18.4.1 Enabling Compression

Topic Version1Published09/11/2015
For StandardRESQML v2.0.1

RESQML is designed to store large quantities of data, and HDF5 helps with this by compressing the data as it is saved to a file.

HDF5’s implementation of compression provides the writer with a trade-off between compression efficiency and access speed for readers. It does this by splitting the data into fixed-sized “chunks” and compressing each chunk individually.

The larger a chunk is, the more efficient the compression will be. However, this efficient compression is at the cost of reading efficiency, because HDF5 needs to read and decompress into memory larger parts of the file to get at a particular part of the data.

Smaller chunks improve the reading efficiency of HDF5, because less data must be read and decompressed into memory to get at a particular part of the data.
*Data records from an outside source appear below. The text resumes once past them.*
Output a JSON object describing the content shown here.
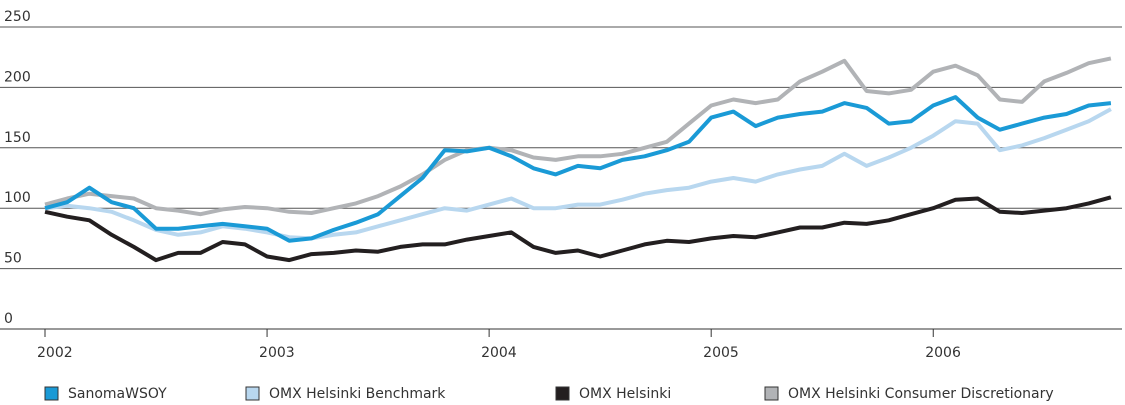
{
  "chart_data": {
    "type": "line",
    "x": [
      2002.0,
      2002.1,
      2002.2,
      2002.3,
      2002.4,
      2002.5,
      2002.6,
      2002.7,
      2002.8,
      2002.9,
      2003.0,
      2003.1,
      2003.2,
      2003.3,
      2003.4,
      2003.5,
      2003.6,
      2003.7,
      2003.8,
      2003.9,
      2004.0,
      2004.1,
      2004.2,
      2004.3,
      2004.4,
      2004.5,
      2004.6,
      2004.7,
      2004.8,
      2004.9,
      2005.0,
      2005.1,
      2005.2,
      2005.3,
      2005.4,
      2005.5,
      2005.6,
      2005.7,
      2005.8,
      2005.9,
      2006.0,
      2006.1,
      2006.2,
      2006.3,
      2006.4,
      2006.5,
      2006.6,
      2006.7,
      2006.8
    ],
    "series": [
      {
        "name": "SanomaWSOY",
        "color": "#1a9ad6",
        "values": [
          100,
          105,
          117,
          105,
          100,
          83,
          83,
          85,
          87,
          85,
          83,
          73,
          75,
          82,
          88,
          95,
          110,
          125,
          148,
          147,
          150,
          143,
          133,
          128,
          135,
          133,
          140,
          143,
          148,
          155,
          175,
          180,
          168,
          175,
          178,
          180,
          187,
          183,
          170,
          172,
          185,
          192,
          175,
          165,
          170,
          175,
          178,
          185,
          187
        ]
      },
      {
        "name": "OMX Helsinki Benchmark",
        "color": "#b8d7ef",
        "values": [
          100,
          102,
          100,
          97,
          90,
          82,
          78,
          80,
          85,
          83,
          80,
          76,
          75,
          78,
          80,
          85,
          90,
          95,
          100,
          98,
          103,
          108,
          100,
          100,
          103,
          103,
          107,
          112,
          115,
          117,
          122,
          125,
          122,
          128,
          132,
          135,
          145,
          135,
          142,
          150,
          160,
          172,
          170,
          148,
          152,
          158,
          165,
          172,
          182
        ]
      },
      {
        "name": "OMX Helsinki",
        "color": "#231f20",
        "values": [
          97,
          93,
          90,
          78,
          68,
          57,
          63,
          63,
          72,
          70,
          60,
          57,
          62,
          63,
          65,
          64,
          68,
          70,
          70,
          74,
          77,
          80,
          68,
          63,
          65,
          60,
          65,
          70,
          73,
          72,
          75,
          77,
          76,
          80,
          84,
          84,
          88,
          87,
          90,
          95,
          100,
          107,
          108,
          97,
          96,
          98,
          100,
          104,
          109
        ]
      },
      {
        "name": "OMX Helsinki Consumer Discretionary",
        "color": "#b1b3b6",
        "values": [
          103,
          108,
          112,
          110,
          108,
          100,
          98,
          95,
          99,
          101,
          100,
          97,
          96,
          100,
          104,
          110,
          118,
          128,
          140,
          148,
          150,
          148,
          142,
          140,
          143,
          143,
          145,
          150,
          155,
          170,
          185,
          190,
          187,
          190,
          205,
          213,
          222,
          197,
          195,
          198,
          213,
          218,
          210,
          190,
          188,
          205,
          212,
          220,
          224
        ]
      }
    ],
    "xlim": [
      2002,
      2006.85
    ],
    "xticks": [
      2002,
      2003,
      2004,
      2005,
      2006
    ],
    "ylim": [
      0,
      250
    ],
    "yticks": [
      0,
      50,
      100,
      150,
      200,
      250
    ],
    "grid": true,
    "legend": "bottom"
  }
}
The downside to this is that the compression is less efficient and resulting file sizes will be larger.

When determining a chunk size to use, consider how the data will be accessed. For example, a likely use case for applications reading explicit grids is to extract only particular layers out of the data using hyperslabbing. A chunking setup that supports this scenario is to make a chunk for each layer. This approach makes accessing the data a layer at a time maximally efficient, while still giving HDF5 a large enough block of data to compress.

Enabling compression involves creating an HDF5 Parameter that is used when creating a Dataset. This parameter contains the size of the chunk and the compression properties.

hid_t DatasetParameterID = H5Pcreate(H5P_DATASET_CREATE);if (DatasetParameterID > 0){herr_t e = H5Pset_chunk(DatasetParameterID, ChunkRank, ChunkDimensions);e = H5Pset_deflate(DatasetParameterID, 1);}